L'oro degli Etruschi
 

GLi etruschi sono stati considerati dai popoli antichi come dediti al lusso. In assenza di fonti letterarie dirette non si può che fare riferimento ai ritrovamenti archeologici. Se consideriamo il periodo che va dal IX al VII secolo a.C. con le tombe "principesche" rinvenute a Cerveteri, Palestrina (Praeneste), Pontecagnano e Vetulonia dovremmo effettivamente credere che l'ostentazione della ricchezza era una pratica diffusa nella ricca nobiltà etrusca che evidentemente poteva permettersi un vasto ceto dipendente e di conseguenza un notevole surplus economico che veniva tesaurizzato con oggetti d'ornamento personale.

Questa esibizione di ricchezza tende a diminuire notevolmente verso la fine del VII secolo a.C. per concentrarsi solamente in quelle zone dell'Etruria interna dove lo sviluppo avvenne più in ritardo, in seguito alla crisi dei commerci marittimi del Tirreno. Dopo questo periodo l'ostentazione degli oggetti ricavati col prezioso metallo sembra riservata all'autorità politica e a cerimonie pubbliche. In questo periodo si assiste quindi a una divaricazione tra il consumo pubblico della ricchezza, delegato in gran parte ai santuari, e quello privato, che subisce un forte ridimensionamento.

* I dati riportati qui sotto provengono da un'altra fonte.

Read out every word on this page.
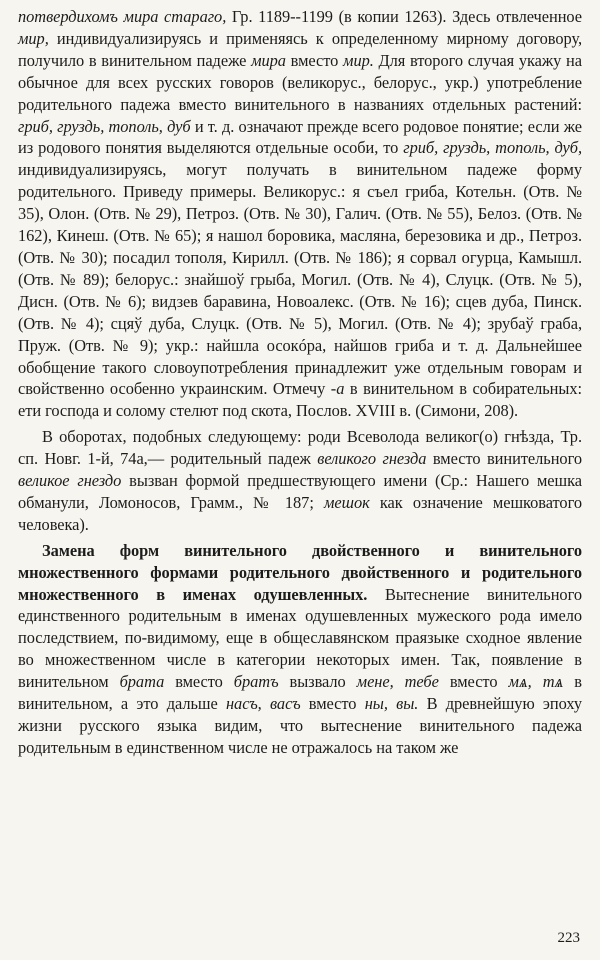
потвердихомъ мира стараго, Гр. 1189--1199 (в копии 1263). Здесь отвлеченное мир, индивидуализируясь и применяясь к определенному мирному договору, получило в винительном падеже мира вместо мир. Для второго случая укажу на обычное для всех русских говоров (великорус., белорус., укр.) употребление родительного падежа вместо винительного в названиях отдельных растений: гриб, груздь, тополь, дуб и т. д. означают прежде всего родовое понятие; если же из родового понятия выделяются отдельные особи, то гриб, груздь, тополь, дуб, индивидуализируясь, могут получать в винительном падеже форму родительного. Приведу примеры. Великорус.: я съел гриба, Котельн. (Отв. № 35), Олон. (Отв. № 29), Петроз. (Отв. № 30), Галич. (Отв. № 55), Белоз. (Отв. № 162), Кинеш. (Отв. № 65); я нашол боровика, масляна, березовика и др., Петроз. (Отв. № 30); посадил тополя, Кирилл. (Отв. № 186); я сорвал огурца, Камышл. (Отв. № 89); белорус.: знайшоў грыба, Могил. (Отв. № 4), Слуцк. (Отв. № 5), Дисн. (Отв. № 6); видзев баравина, Новоалекс. (Отв. № 16); сцев дуба, Пинск. (Отв. № 4); сцяў дуба, Слуцк. (Отв. № 5), Могил. (Отв. № 4); зрубаў граба, Пруж. (Отв. № 9); укр.: найшла осокóра, найшов гриба и т. д. Дальнейшее обобщение такого словоупотребления принадлежит уже отдельным говорам и свойственно особенно украинским. Отмечу -а в винительном в собирательных: ети господа и солому стелют под скота, Послов. XVIII в. (Симони, 208).

В оборотах, подобных следующему: роди Всеволода великог(о) гнѣзда, Тр. сп. Новг. 1-й, 74а,— родительный падеж великого гнезда вместо винительного великое гнездо вызван формой предшествующего имени (Ср.: Нашего мешка обманули, Ломоносов, Грамм., № 187; мешок как означение мешковатого человека).

Замена форм винительного двойственного и винительного множественного формами родительного двойственного и родительного множественного в именах одушевленных. Вытеснение винительного единственного родительным в именах одушевленных мужеского рода имело последствием, по-видимому, еще в общеславянском праязыке сходное явление во множественном числе в категории некоторых имен. Так, появление в винительном брата вместо братъ вызвало мене, тебе вместо мѧ, тѧ в винительном, а это дальше насъ, васъ вместо ны, вы. В древнейшую эпоху жизни русского языка видим, что вытеснение винительного падежа родительным в единственном числе не отражалось на таком же

223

Tutta la decorazione dei massimi templi cittadini dell'Etruria Meridionale, che data verso la fine del VI secolo, diviene la sede simbolica della collettività e svolge la funzione di grande deposito di ricchezza.    

La tecnica di lavorazione dell'oro era ispirata sia ai prodotti che arrivano in Etruria attraverso gli scambi commerciali con il mondo orientale, in particolare fenicio greco, sia alla lezione degli orefici delle colonie greche del golfo di Napoli installatisi anche in Etruria.

A differenza dei metalli in genere, per l’oro gli Etruschi non disponevano di risorse locali.

 

di Giacomo Mazzuoli   

 

Le principali miniere d’oro dell’antichità si trovavano infatti in Grecia (Macedonia e Tracia), in Spagna, in Africa (Nubia), in Siberia e in misura ridotta nell’Italia settentrionale: sotto forma di pagliuzze nel Po o di minerale nel territorio di Vercelli.
Come si è detto l’esibizione della ricchezza attraverso gli oggetti d’oro da parte degli aristocratici etruschi raggiunse le sue punte più alte nel VII secolo, come è attestato dai ritrovamenti delle favolose tombe di Cerveteri e Vetulonia in Etruria, Palestrina (Preneste) nel Lazio e Pontecagnano presso Salerno.
In questo periodo la tecnica di lavorazione arriva alla sua massima raffinatezza e gli artigiani Etruschi mostrano di aver acquisito dal mondo orientale la tecnica della granulazione (peraltro già conosciuta anche nel mondo egizio e miceneo), che consiste nella saldatura di minuscole sfere (grani) su un fondo di lamina secondo un disegno prestabilito. Si ipotizza che il metodo di preparazione dei grani in antico fosse il seguente: si ritagliava una sottile lamina in tanti piccoli quadratini di uguale superficie e si mettono in un crogiuolo, provvisto di coperchio, mescolati a polvere di carbone in modo che non si tocchino tra loro. Il crogiuolo veniva riscaldato fino al punto di fusione delle particelle d’oro, che si scioglievano formando delle sferette isolate nella polvere di carbone. Per la successiva saldatura dei granuli alla lamina si usava sale di rame e collante organico.